24.4.06

Semana sem televisão ( 24 a 30 de Abril)




O TV-B-Gone é o terror do homem-Tv

O TV-B-Gone é o terror do Homer Simpson


Um activista anti-TV inventou um dispositivo de controle remoto (TV-B-Gone) que permite de forma anónima, e sem pedir licença a ninguém, desligar os aparelhos de televisão que se encontram nos espaços públicos e centros comerciais.

As acções dos activistas anti-TV têm mais a ver com objectivos de saúde mental do que com fins simplesmente de carácter político ao defenderem o desaparecimento ou a secundarização da TV como razão de vida de muitos dos cidadãos telespectadores espalhados pelos quatro cantos do mundo.
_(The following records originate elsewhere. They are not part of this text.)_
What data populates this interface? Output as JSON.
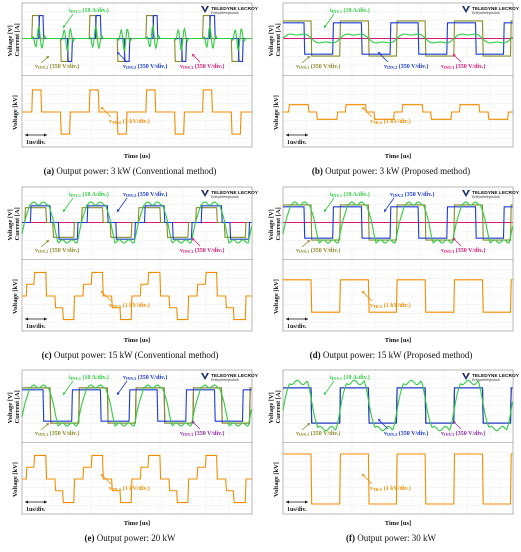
{
  "chart_data": [
    {
      "id": "a",
      "type": "line",
      "caption_bold": "(a)",
      "caption_text": " Output power: 3 kW (Conventional method)",
      "ylabel_top_1": "Voltage [V]",
      "ylabel_top_2": "Current [A]",
      "ylabel_bottom": "Voltage [kV]",
      "xlabel": "Time [us]",
      "time_div": "1us/div.",
      "brand": "TELEDYNE LECROY",
      "brand_sub": "Everywhereyoulook",
      "series": [
        {
          "name": "iINV.1 (10 A/div.)",
          "color": "#2ecc40",
          "kind": "current_ringing"
        },
        {
          "name": "vINV.1 (350 V/div.)",
          "color": "#8b8b2a",
          "kind": "narrow_pulse"
        },
        {
          "name": "vINV.2 (350 V/div.)",
          "color": "#1a3bd6",
          "kind": "narrow_pulse_shift"
        },
        {
          "name": "vINV.3 (350 V/div.)",
          "color": "#d8197a",
          "kind": "flat"
        },
        {
          "name": "vTR.S (1 kV/div.)",
          "color": "#f08c00",
          "kind": "tr_pulse_narrow"
        }
      ],
      "labels_text": {
        "i1": "i",
        "i1sub": "INV.1",
        "i1rest": " (10 A/div.)",
        "v1": "v",
        "v1sub": "INV.1",
        "v1rest": " (350 V/div.)",
        "v2": "v",
        "v2sub": "INV.2",
        "v2rest": " (350 V/div.)",
        "v3": "v",
        "v3sub": "INV.3",
        "v3rest": " (350 V/div.)",
        "vt": "v",
        "vtsub": "TR.S",
        "vtrest": " (1 kV/div.)"
      }
    },
    {
      "id": "b",
      "type": "line",
      "caption_bold": "(b)",
      "caption_text": " Output power: 3 kW (Proposed method)",
      "ylabel_top_1": "Voltage [V]",
      "ylabel_top_2": "Current [A]",
      "ylabel_bottom": "Voltage [kV]",
      "xlabel": "Time [us]",
      "time_div": "1us/div.",
      "brand": "TELEDYNE LECROY",
      "brand_sub": "Everywhereyoulook",
      "series": [
        {
          "name": "iINV.1 (10 A/div.)",
          "color": "#2ecc40",
          "kind": "current_small"
        },
        {
          "name": "vINV.1 (350 V/div.)",
          "color": "#8b8b2a",
          "kind": "square_full"
        },
        {
          "name": "vINV.2 (350 V/div.)",
          "color": "#1a3bd6",
          "kind": "square_full_shift"
        },
        {
          "name": "vINV.3 (350 V/div.)",
          "color": "#d8197a",
          "kind": "flat"
        },
        {
          "name": "vTR.S (1 kV/div.)",
          "color": "#f08c00",
          "kind": "tr_step_small"
        }
      ],
      "labels_text": {
        "i1": "i",
        "i1sub": "INV.1",
        "i1rest": " (10 A/div.)",
        "v1": "v",
        "v1sub": "INV.1",
        "v1rest": " (350 V/div.)",
        "v2": "v",
        "v2sub": "INV.2",
        "v2rest": " (350 V/div.)",
        "v3": "v",
        "v3sub": "INV.3",
        "v3rest": " (350 V/div.)",
        "vt": "v",
        "vtsub": "TR.S",
        "vtrest": " (1 kV/div.)"
      }
    },
    {
      "id": "c",
      "type": "line",
      "caption_bold": "(c)",
      "caption_text": " Output power: 15 kW (Conventional method)",
      "ylabel_top_1": "Voltage [V]",
      "ylabel_top_2": "Current [A]",
      "ylabel_bottom": "Voltage [kV]",
      "xlabel": "Time [us]",
      "time_div": "1us/div.",
      "brand": "TELEDYNE LECROY",
      "brand_sub": "Everywhereyoulook",
      "series": [
        {
          "name": "iINV.1 (10 A/div.)",
          "color": "#2ecc40",
          "kind": "current_trap"
        },
        {
          "name": "vINV.1 (350 V/div.)",
          "color": "#8b8b2a",
          "kind": "wide_pulse"
        },
        {
          "name": "vINV.2 (350 V/div.)",
          "color": "#1a3bd6",
          "kind": "wide_pulse_shift"
        },
        {
          "name": "vINV.3 (350 V/div.)",
          "color": "#d8197a",
          "kind": "flat"
        },
        {
          "name": "vTR.S (1 kV/div.)",
          "color": "#f08c00",
          "kind": "tr_pulse_wide"
        }
      ],
      "labels_text": {
        "i1": "i",
        "i1sub": "INV.1",
        "i1rest": " (10 A/div.)",
        "v1": "v",
        "v1sub": "INV.1",
        "v1rest": " (350 V/div.)",
        "v2": "v",
        "v2sub": "INV.2",
        "v2rest": " (350 V/div.)",
        "v3": "v",
        "v3sub": "INV.3",
        "v3rest": " (350 V/div.)",
        "vt": "v",
        "vtsub": "TR.S",
        "vtrest": " (1 kV/div.)"
      }
    },
    {
      "id": "d",
      "type": "line",
      "caption_bold": "(d)",
      "caption_text": " Output power: 15 kW (Proposed method)",
      "ylabel_top_1": "Voltage [V]",
      "ylabel_top_2": "Current [A]",
      "ylabel_bottom": "Voltage [kV]",
      "xlabel": "Time [us]",
      "time_div": "1us/div.",
      "brand": "TELEDYNE LECROY",
      "brand_sub": "Everywhereyoulook",
      "series": [
        {
          "name": "iINV.1 (10 A/div.)",
          "color": "#2ecc40",
          "kind": "current_trap"
        },
        {
          "name": "vINV.1 (350 V/div.)",
          "color": "#8b8b2a",
          "kind": "square_full"
        },
        {
          "name": "vINV.2 (350 V/div.)",
          "color": "#1a3bd6",
          "kind": "square_full_shift"
        },
        {
          "name": "vINV.3 (350 V/div.)",
          "color": "#d8197a",
          "kind": "flat"
        },
        {
          "name": "vTR.S (1 kV/div.)",
          "color": "#f08c00",
          "kind": "tr_square"
        }
      ],
      "labels_text": {
        "i1": "i",
        "i1sub": "INV.1",
        "i1rest": " (10 A/div.)",
        "v1": "v",
        "v1sub": "INV.1",
        "v1rest": " (350 V/div.)",
        "v2": "v",
        "v2sub": "INV.2",
        "v2rest": " (350 V/div.)",
        "v3": "v",
        "v3sub": "INV.3",
        "v3rest": " (350 V/div.)",
        "vt": "v",
        "vtsub": "TR.S",
        "vtrest": " (1 kV/div.)"
      }
    },
    {
      "id": "e",
      "type": "line",
      "caption_bold": "(e)",
      "caption_text": " Output power: 20 kW",
      "ylabel_top_1": "Voltage [V]",
      "ylabel_top_2": "Current [A]",
      "ylabel_bottom": "Voltage [kV]",
      "xlabel": "Time [us]",
      "time_div": "1us/div.",
      "brand": "TELEDYNE LECROY",
      "brand_sub": "Everywhereyoulook",
      "series": [
        {
          "name": "iINV.1 (10 A/div.)",
          "color": "#2ecc40",
          "kind": "current_trap"
        },
        {
          "name": "vINV.1 (350 V/div.)",
          "color": "#8b8b2a",
          "kind": "square_full"
        },
        {
          "name": "vINV.2 (350 V/div.)",
          "color": "#1a3bd6",
          "kind": "square_full_shift"
        },
        {
          "name": "vINV.3 (350 V/div.)",
          "color": "#8b2aa8",
          "kind": "square_full"
        },
        {
          "name": "vTR.S (1 kV/div.)",
          "color": "#f08c00",
          "kind": "tr_pulse_wide"
        }
      ],
      "labels_text": {
        "i1": "i",
        "i1sub": "INV.1",
        "i1rest": " (10 A/div.)",
        "v1": "v",
        "v1sub": "INV.1",
        "v1rest": " (350 V/div.)",
        "v2": "v",
        "v2sub": "INV.2",
        "v2rest": " (350 V/div.)",
        "v3": "v",
        "v3sub": "INV.3",
        "v3rest": " (350 V/div.)",
        "vt": "v",
        "vtsub": "TR.S",
        "vtrest": " (1 kV/div.)"
      }
    },
    {
      "id": "f",
      "type": "line",
      "caption_bold": "(f)",
      "caption_text": " Output power: 30 kW",
      "ylabel_top_1": "Voltage [V]",
      "ylabel_top_2": "Current [A]",
      "ylabel_bottom": "Voltage [kV]",
      "xlabel": "Time [us]",
      "time_div": "1us/div.",
      "brand": "TELEDYNE LECROY",
      "brand_sub": "Everywhereyoulook",
      "series": [
        {
          "name": "iINV.1 (10 A/div.)",
          "color": "#2ecc40",
          "kind": "current_big"
        },
        {
          "name": "vINV.1 (350 V/div.)",
          "color": "#8b8b2a",
          "kind": "square_full"
        },
        {
          "name": "vINV.2 (350 V/div.)",
          "color": "#1a3bd6",
          "kind": "square_full"
        },
        {
          "name": "vINV.3 (350 V/div.)",
          "color": "#8b2aa8",
          "kind": "square_full"
        },
        {
          "name": "vTR.S (1 kV/div.)",
          "color": "#f08c00",
          "kind": "tr_square_big"
        }
      ],
      "labels_text": {
        "i1": "i",
        "i1sub": "INV.1",
        "i1rest": " (10 A/div.)",
        "v1": "v",
        "v1sub": "INV.1",
        "v1rest": " (350 V/div.)",
        "v2": "v",
        "v2sub": "INV.2",
        "v2rest": " (350 V/div.)",
        "v3": "v",
        "v3sub": "INV.3",
        "v3rest": " (350 V/div.)",
        "vt": "v",
        "vtsub": "TR.S",
        "vtrest": " (1 kV/div.)"
      }
    }
  ]
}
Um dos métodos de acção directa preferidos pelos activistas anti-TV – e dos mais eficazes – é desligarem os aparelhos de televisão que se encontrarem nos espaços públicos graças a um dispositivo técnico inventado.
Mitch Altman, um engenheiro electrónico de Sillicon Valley, na Califórnia, e defensor do uso social da tecnologia, inventou há cerca de dois anos o TV-B-Gone ( em português, «a TV foi-se») que consiste num dispositivo de controle remoto universal ( que dá para todos os aparelhos e marcas) mediante o qual é possível apagar qualquer tipo de aparelho de TV situado num raio de 17 metros com um simples botão de carregar. Com esta «bomba», os activistas anti-TV cometem os seus «atentados» em espaços públicos como cafés, restaurantes, bares, aeroportos, etc. «Hoje os aparelhos de TV estão por todo o lado, acesos, independentemente de haver pessoas a vê-los ou não. Basta um minuto para pensar nos efeitos que este poderoso media tem hoje em dia na nossa vida diária.», diz Altman que se vê a si próprio como alguém que ajudou com a sua invenção a levar a paz a alguns lares. Confessa que já não TV desde 1980 e que tal lhe permitiu já usufruir algumas boas horas de bem-estar de que estaria privado se tivesse continuado a possuir televisão em casa. Altman, que tem o seu próprio website (
http://www.tvbgone.com/) onde é feita a divulgação da sua invenção, que é distribuída comercialmente quer nos Estados Unidos quer na Europa, não esconde a sua satisfação: «O TV-G-Gone» dá-te a possibilidade de teres algum poder sobre aqueles milhares de aparelhos que enxameiam o nosso espaço público visual».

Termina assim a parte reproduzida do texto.